As a congressman, serving three terms from 2013 to 2018 (when he ran for governor), DeSantis was one of the founders of the House Freedom Caucus, the most hard-line and conservative faction in the House Republican conference, now in the spotlight because of its leadership battle with Speaker Kevin McCarthy and its driving role in using the debt ceiling to force spending cuts on an unsuspecting public.
DeSantis was an especially fierce opponent of so-called entitlements and other forms of federal aid. He helped lead the effort to shut down the government over funding for the Affordable Care Act in 2013 and the same year voted to pass a budget resolution that would have cut more than $250 billion from Social Security and Medicare over a decade. In 2017, like most other Republicans, he voted to repeal the Affordable Care Act and to cut taxes on corporations, high earners and wealthy heirs.

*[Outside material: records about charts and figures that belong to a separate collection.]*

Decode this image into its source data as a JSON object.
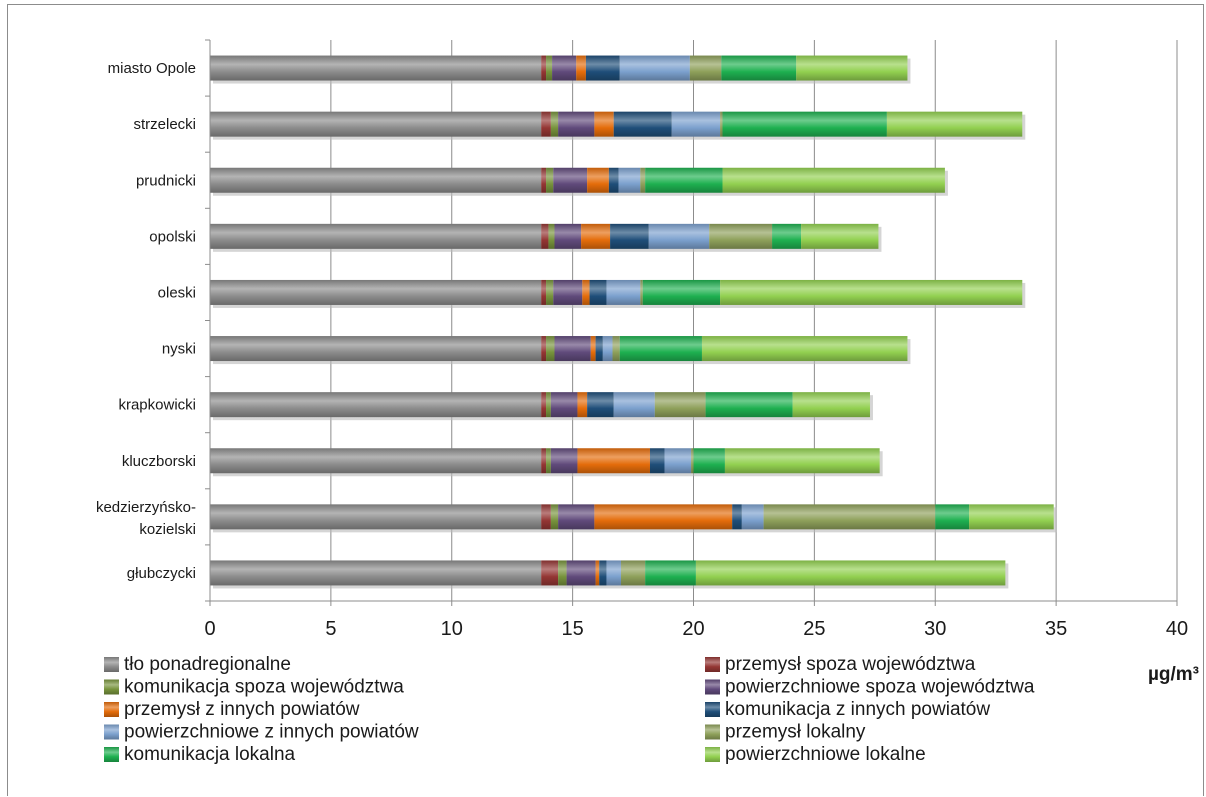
{
  "chart_data": {
    "type": "bar",
    "orientation": "horizontal",
    "stacked": true,
    "categories": [
      "miasto Opole",
      "strzelecki",
      "prudnicki",
      "opolski",
      "oleski",
      "nyski",
      "krapkowicki",
      "kluczborski",
      "kedzierzyńsko-kozielski",
      "głubczycki"
    ],
    "xlim": [
      0,
      40
    ],
    "xticks": [
      0,
      5,
      10,
      15,
      20,
      25,
      30,
      35,
      40
    ],
    "unit": "µg/m³",
    "grid": true,
    "legend_position": "bottom",
    "series": [
      {
        "name": "tło ponadregionalne",
        "color": "#8c8c8c",
        "values": [
          13.7,
          13.7,
          13.7,
          13.7,
          13.7,
          13.7,
          13.7,
          13.7,
          13.7,
          13.7
        ]
      },
      {
        "name": "przemysł spoza województwa",
        "color": "#943634",
        "values": [
          0.2,
          0.4,
          0.2,
          0.3,
          0.2,
          0.2,
          0.2,
          0.2,
          0.4,
          0.7
        ]
      },
      {
        "name": "komunikacja spoza województwa",
        "color": "#77933c",
        "values": [
          0.25,
          0.3,
          0.3,
          0.25,
          0.3,
          0.35,
          0.2,
          0.2,
          0.3,
          0.35
        ]
      },
      {
        "name": "powierzchniowe spoza województwa",
        "color": "#604a7b",
        "values": [
          1.0,
          1.5,
          1.4,
          1.1,
          1.2,
          1.5,
          1.1,
          1.1,
          1.5,
          1.2
        ]
      },
      {
        "name": "przemysł z innych powiatów",
        "color": "#e46c0a",
        "values": [
          0.4,
          0.8,
          0.9,
          1.2,
          0.3,
          0.2,
          0.4,
          3.0,
          5.7,
          0.15
        ]
      },
      {
        "name": "komunikacja z innych powiatów",
        "color": "#1f4e79",
        "values": [
          1.4,
          2.4,
          0.4,
          1.6,
          0.7,
          0.3,
          1.1,
          0.6,
          0.4,
          0.3
        ]
      },
      {
        "name": "powierzchniowe z innych powiatów",
        "color": "#7ba0cd",
        "values": [
          2.9,
          2.0,
          0.9,
          2.5,
          1.4,
          0.4,
          1.7,
          1.1,
          0.9,
          0.6
        ]
      },
      {
        "name": "przemysł lokalny",
        "color": "#8ea05a",
        "values": [
          1.3,
          0.1,
          0.2,
          2.6,
          0.1,
          0.3,
          2.1,
          0.1,
          7.1,
          1.0
        ]
      },
      {
        "name": "komunikacja lokalna",
        "color": "#1eb050",
        "values": [
          3.1,
          6.8,
          3.2,
          1.2,
          3.2,
          3.4,
          3.6,
          1.3,
          1.4,
          2.1
        ]
      },
      {
        "name": "powierzchniowe lokalne",
        "color": "#92d050",
        "values": [
          4.6,
          5.6,
          9.2,
          3.2,
          12.5,
          8.5,
          3.2,
          6.4,
          3.5,
          12.8
        ]
      }
    ]
  }
}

DeSantis believes, according to his 2011 book, “Dreams From Our Founding Fathers: First Principles in the Age of Obama,” that the framers of the Constitution “strived to construct a system of government that prevented government-mandated wealth redistribution.” Turning his attention to the Affordable Care Act and the federal bureaucracy, DeSantis condemns both as “administrative despotism” that have exerted “stifling constraints on the whole of society.” And while he doesn’t take direct aim at the New Deal and its offspring — the whole book is framed as an attack on the Obama administration — his arguments against redistributive policy should apply as much to Social Security as they do to Obamacare. It is not for nothing that Florida is one of 11 states that has not adopted the Medicaid expansion.
Yes, as governor of Florida, DeSantis has eagerly used a windfall of Covid relief funds to strengthen his political position in the state, with bonuses for emergency medical workers and new money for environmental protection. But that does not mean he has changed his thinking on these larger questions of federal spending.
The upshot of all this is that DeSantis’s opponents should, as much as possible, refuse to play his game. You don’t have to confront him on his terrain. You could instead force him to acknowledge or account for his other, more unpopular political commitments. Interestingly, this is the approach that Donald Trump might take to rebuff DeSantis in a Republican primary contest. “One area in which Trump and his allies smell that kind of weakness in DeSantis is on Social Security,” Rolling Stone reports. Trump, it should be said, used this strategy to great success against his Republican opponents in 2016.
It might be too much to ask liberals and Democrats to take a lesson from the former president, but here they should. The best way to neutralize DeSantis as a political force might be to spend less time on cultural conflict and more time making the clear case that if given the chance, he would slash what’s left of the safety net and use the proceeds to help the rich stay rich.